Rz. 4

Der gesetzliche WBA nach § 102 Abs. 5 S. 1 BetrVG setzt voraus, dass eine ordentliche Arbeitgeberkündigung ausgesprochen wurde, der Betriebsrat frist- und formgerecht Widerspruch erhoben hat und das Arbeitsverhältnis unter das KSchG fällt. Ferner ist Voraussetzung, dass der Arbeitnehmer innerhalb der Drei-Wochen-Frist des § 4 KSchG Kündigungsschutzklage erhoben hat, dabei geltend macht, dass die Kündigung sozial ungerechtfertigt ist, und seine Weiterbeschäftigung gegenüber dem Arbeitgeber verlangt.

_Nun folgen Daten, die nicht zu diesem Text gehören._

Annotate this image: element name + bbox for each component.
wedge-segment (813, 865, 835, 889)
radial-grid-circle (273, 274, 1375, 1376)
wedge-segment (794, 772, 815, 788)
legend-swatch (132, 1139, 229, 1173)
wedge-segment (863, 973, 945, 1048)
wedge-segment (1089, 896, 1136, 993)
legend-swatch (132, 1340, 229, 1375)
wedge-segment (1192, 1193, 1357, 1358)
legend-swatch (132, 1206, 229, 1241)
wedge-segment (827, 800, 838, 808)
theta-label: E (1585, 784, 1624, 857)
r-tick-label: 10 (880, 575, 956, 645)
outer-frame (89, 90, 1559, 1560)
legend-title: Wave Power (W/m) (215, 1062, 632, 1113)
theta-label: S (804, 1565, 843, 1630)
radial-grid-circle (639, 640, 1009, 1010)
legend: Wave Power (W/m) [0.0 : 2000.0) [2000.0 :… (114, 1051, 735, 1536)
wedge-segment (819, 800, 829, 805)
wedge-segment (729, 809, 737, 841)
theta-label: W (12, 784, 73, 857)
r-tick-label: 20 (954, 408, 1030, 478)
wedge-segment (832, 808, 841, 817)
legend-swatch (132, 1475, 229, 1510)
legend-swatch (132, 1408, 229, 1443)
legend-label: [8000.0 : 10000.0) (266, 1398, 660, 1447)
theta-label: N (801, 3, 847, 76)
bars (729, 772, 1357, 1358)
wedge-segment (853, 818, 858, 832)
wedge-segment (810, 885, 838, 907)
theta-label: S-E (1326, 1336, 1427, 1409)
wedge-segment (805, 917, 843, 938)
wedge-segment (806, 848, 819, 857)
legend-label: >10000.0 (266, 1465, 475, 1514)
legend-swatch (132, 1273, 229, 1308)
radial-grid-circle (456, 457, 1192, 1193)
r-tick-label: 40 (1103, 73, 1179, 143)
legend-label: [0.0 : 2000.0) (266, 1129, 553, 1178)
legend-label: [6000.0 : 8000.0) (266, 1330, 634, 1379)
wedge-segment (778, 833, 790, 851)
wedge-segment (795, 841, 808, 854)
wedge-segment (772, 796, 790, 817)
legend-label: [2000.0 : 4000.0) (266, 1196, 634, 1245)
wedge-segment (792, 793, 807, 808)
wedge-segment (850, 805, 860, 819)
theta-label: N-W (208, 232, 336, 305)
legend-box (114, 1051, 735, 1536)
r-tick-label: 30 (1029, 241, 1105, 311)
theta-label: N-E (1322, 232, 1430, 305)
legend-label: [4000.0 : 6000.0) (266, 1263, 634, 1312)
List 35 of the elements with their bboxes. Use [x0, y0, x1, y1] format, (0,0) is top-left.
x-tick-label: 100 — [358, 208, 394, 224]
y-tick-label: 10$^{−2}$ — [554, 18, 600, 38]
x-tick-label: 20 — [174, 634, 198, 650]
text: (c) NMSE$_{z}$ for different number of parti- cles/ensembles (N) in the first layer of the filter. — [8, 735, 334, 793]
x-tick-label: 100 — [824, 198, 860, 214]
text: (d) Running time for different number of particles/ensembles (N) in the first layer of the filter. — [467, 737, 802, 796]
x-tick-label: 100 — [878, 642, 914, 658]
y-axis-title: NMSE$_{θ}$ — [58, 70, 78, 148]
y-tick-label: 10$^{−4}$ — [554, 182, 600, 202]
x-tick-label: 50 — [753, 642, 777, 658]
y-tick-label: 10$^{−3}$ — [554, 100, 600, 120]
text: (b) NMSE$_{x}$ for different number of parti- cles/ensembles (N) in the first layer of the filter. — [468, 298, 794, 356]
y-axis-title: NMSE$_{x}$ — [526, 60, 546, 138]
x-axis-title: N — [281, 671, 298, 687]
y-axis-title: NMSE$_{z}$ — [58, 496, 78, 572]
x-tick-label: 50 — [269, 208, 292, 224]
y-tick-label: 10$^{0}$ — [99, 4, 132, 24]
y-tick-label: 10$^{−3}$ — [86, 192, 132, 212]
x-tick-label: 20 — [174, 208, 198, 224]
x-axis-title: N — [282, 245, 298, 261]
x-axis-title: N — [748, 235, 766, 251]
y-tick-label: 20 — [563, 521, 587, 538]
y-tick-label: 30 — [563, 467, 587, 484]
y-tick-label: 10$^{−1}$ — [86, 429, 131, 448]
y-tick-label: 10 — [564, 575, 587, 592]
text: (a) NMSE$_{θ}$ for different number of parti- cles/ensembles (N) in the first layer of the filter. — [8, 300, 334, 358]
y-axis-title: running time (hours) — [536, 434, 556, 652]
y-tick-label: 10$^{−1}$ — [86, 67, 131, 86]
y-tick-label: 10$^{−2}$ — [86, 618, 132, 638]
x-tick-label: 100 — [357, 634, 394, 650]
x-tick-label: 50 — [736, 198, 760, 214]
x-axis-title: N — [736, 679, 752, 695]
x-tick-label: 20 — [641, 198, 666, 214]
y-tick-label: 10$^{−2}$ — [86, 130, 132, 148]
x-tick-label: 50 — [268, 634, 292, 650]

1. Kündigung des Arbeitgebers

 

Rz. 5

Der gesetzliche WBA besteht nur bei einer ordentlichen Arbeitgeberkündigung des Arbeitsverhältnisses. Kündigt der Arbeitgeber einem tariflich oder vertraglich unkündbaren Arbeitnehmer außerordentlich mit einer sozialen Auslauffrist, dann ist für Widerspruch und den WBA nach der Rspr. des BAG § 102 Abs. 3, 5 BetrVG entsprechend anzuwenden.[1] Kündigt der Arbeitgeber das Arbeitsverhältnis außerordentlich aus wichtigem Grund nach § 626 Abs. 1 BGB, dann scheidet der Anspruch nach § 102 Abs. 5 BetrVG auch dann aus, wenn vorsorglich zugleich eine ordentliche Kündigung erklärt wird.[2] Anders ist nur dann zu entscheiden, wenn der Arbeitgeber die außerordentliche Kündigung "zurücknimmt", deren Unwirksamkeit durch Teilurteil rechtskräftig festgestellt wird oder durch eine gerichtliche Entscheidung die Unwirksamkeit der außerordentlichen Kündigung festgestellt wird oder die ausgesprochene außerordentliche Kündigung offensichtlich i.S.d. Rspr. des BAG unwirksam ist.[3]

 

Rz. 6

Bei einer Änderungskündigung ist hinsichtlich des WBA zu differenzieren. Wenn der Arbeitnehmer das Änderungsangebot nicht fristgerecht annimmt, handelt es sich bei der Änderungskündigung um eine Beendigungskündigung, so dass bei Vorliegen der übrigen tatbestandsmäßigen Voraussetzungen ein WBA besteht.[4] Wenn der Arbeitnehmer das Angebot des Arbeitgebers unter dem Vorbehalt gem. § 2 KSchG annimmt, besteht ein WBA jedenfalls dann nicht, wenn der Arbeitnehmer zu den geänderten Arbeitsbedingungen tätig wird.[5] Anders ist zu entscheiden, wenn der Arbeitgeber den Arbeitnehmer zu den geänderten Bedingungen nicht beschäftigen kann, weil der Betriebsrat der mit einer Änderungskündigung oftmals verbundenen Versetzung (§ 95 Abs. 3 BetrVG) gem. § 99 Abs. 1 BetrVG seine Zustimmung verweigert hat, diese noch nicht ersetzt ist und der Arbeitgeber nicht über § 100 Abs. 1 BetrVG vorgeht. In diesem Fall kommt ein WBA auch bei Annahme des Änderungsangebots unter Vorbehalt in Betracht.[6] Kommt es im weiteren Verlauf zu einer nachträglichen Erteilung der Zustimmung bzw. zur Ersetzung derselben, dann entfällt der WBA.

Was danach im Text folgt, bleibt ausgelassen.